As a practical matter, it isn’t possible to maintain multiple databases as identical unless you copy one from the other from time to time. When I go on a trip, I simply copy all of my relevant folders, in total, to my laptop. I’m sure all of you who have iPhones are delighted with the simplicity of iCloud for your calendar. I know I am.

These are many other problems in running The FENG, but I won’t further bore you with all the mechanics in this editorial.

The purpose of this editorial actually is to advise all of you with profiles on the Internet of the need to ensure consistency in all of your published materials.

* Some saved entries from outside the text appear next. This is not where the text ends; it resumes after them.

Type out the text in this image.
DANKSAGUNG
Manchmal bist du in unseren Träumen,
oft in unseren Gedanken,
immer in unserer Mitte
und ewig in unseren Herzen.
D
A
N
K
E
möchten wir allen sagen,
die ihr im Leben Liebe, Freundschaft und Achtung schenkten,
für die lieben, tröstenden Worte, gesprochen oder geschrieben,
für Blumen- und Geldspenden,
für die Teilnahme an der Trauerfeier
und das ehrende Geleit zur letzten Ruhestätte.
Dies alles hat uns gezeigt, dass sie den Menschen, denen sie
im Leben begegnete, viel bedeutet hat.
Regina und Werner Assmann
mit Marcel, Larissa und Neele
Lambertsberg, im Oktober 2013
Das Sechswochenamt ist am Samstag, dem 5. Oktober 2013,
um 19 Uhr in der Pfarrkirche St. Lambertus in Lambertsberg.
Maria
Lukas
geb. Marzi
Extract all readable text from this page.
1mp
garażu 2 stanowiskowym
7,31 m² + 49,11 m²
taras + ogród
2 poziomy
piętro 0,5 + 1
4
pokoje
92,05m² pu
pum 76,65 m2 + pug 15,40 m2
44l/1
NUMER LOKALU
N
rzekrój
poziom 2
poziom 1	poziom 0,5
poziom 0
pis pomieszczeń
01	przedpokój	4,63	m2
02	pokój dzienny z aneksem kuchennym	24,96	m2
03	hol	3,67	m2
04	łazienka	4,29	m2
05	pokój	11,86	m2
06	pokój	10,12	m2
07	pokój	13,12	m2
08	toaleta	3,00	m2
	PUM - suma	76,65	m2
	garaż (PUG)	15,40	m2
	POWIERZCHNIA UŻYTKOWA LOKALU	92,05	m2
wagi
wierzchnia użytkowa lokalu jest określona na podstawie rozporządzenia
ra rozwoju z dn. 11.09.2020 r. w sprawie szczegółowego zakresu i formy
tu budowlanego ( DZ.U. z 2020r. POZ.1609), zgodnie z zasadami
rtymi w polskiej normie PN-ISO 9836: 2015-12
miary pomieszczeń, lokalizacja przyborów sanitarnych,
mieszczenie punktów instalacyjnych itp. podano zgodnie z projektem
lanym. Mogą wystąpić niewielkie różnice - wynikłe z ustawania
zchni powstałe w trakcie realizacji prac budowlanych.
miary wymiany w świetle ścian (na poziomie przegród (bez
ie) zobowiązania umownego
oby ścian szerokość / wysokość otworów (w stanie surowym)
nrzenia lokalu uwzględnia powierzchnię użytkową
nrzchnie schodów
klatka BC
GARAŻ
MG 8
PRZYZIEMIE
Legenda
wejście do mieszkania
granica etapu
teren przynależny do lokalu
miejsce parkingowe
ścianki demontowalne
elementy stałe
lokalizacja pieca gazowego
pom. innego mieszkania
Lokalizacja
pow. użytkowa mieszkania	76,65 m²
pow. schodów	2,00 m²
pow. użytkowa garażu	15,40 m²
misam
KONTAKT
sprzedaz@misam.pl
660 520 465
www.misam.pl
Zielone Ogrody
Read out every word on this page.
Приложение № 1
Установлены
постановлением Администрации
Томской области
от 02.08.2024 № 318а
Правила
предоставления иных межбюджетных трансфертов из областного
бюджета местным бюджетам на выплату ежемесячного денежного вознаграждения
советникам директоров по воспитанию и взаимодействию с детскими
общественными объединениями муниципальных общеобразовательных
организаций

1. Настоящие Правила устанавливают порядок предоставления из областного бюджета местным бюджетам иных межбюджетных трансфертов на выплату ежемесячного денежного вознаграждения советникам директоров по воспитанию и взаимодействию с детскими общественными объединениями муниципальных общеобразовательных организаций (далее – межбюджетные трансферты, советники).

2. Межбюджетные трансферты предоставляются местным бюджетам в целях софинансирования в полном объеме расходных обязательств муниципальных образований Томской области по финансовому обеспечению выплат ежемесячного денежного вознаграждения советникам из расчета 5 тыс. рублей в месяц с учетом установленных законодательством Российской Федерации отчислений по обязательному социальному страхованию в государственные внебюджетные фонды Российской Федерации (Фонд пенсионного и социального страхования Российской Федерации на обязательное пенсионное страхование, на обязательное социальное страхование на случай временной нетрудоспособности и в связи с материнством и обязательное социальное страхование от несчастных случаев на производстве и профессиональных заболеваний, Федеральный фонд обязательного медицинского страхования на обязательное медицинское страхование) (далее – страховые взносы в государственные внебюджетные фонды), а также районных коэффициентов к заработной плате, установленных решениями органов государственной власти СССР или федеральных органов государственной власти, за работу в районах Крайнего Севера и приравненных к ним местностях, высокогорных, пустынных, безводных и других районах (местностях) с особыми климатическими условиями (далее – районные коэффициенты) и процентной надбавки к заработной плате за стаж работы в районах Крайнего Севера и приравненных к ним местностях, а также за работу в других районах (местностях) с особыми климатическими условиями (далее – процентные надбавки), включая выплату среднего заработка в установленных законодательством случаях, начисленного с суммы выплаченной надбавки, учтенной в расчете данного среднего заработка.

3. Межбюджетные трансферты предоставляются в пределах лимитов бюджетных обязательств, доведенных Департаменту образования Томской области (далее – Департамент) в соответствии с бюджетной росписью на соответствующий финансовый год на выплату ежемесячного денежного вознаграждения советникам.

In the hurly burly of conducting a job search, it is often difficult to read and reread your own resume some weeks to ensure it is consistent with your current thinking let alone that it is consistent with other sources.

If you have a Facebook AND a LinkedIn profile, you better make darn sure that you haven’t uploaded any inconsistencies. No search professional in today’s world who is responsible for vetting candidates can risk ignoring all of the publicly available sources that can be easily found on the Internet. You also need to be thinking if anything you have uploaded might be embarrassing.

What I am suggesting is that in addition to checking all your profiles anytime you make a change to your resume, you also need to Google your name and see what is out there about you. To quote Sir Walter Scott: ”Oh what a tangled web we weave when first we practice to deceive.”

If you modify your titles to downgrade or to upgrade your experience to better fit a position description, is it possible your actual title is somewhere in cyberspace?

What is worse is that people know people. When it gets down to crunch time and they are speaking with your references, be aware that they may contact someone not on your list and send them your resume. It is just too easy to do in today’s electronic world.

It would be a real shame if at the 11th hour plus 59 minutes and 59 seconds you were not offered a job because your real title 20 years ago was Manager and not Director.

These are the risks you are exposed to in our interconnected world. My suggestion is to keep your “databases” consistent by always being honest.

And no, I didn’t chop down that cherry tree.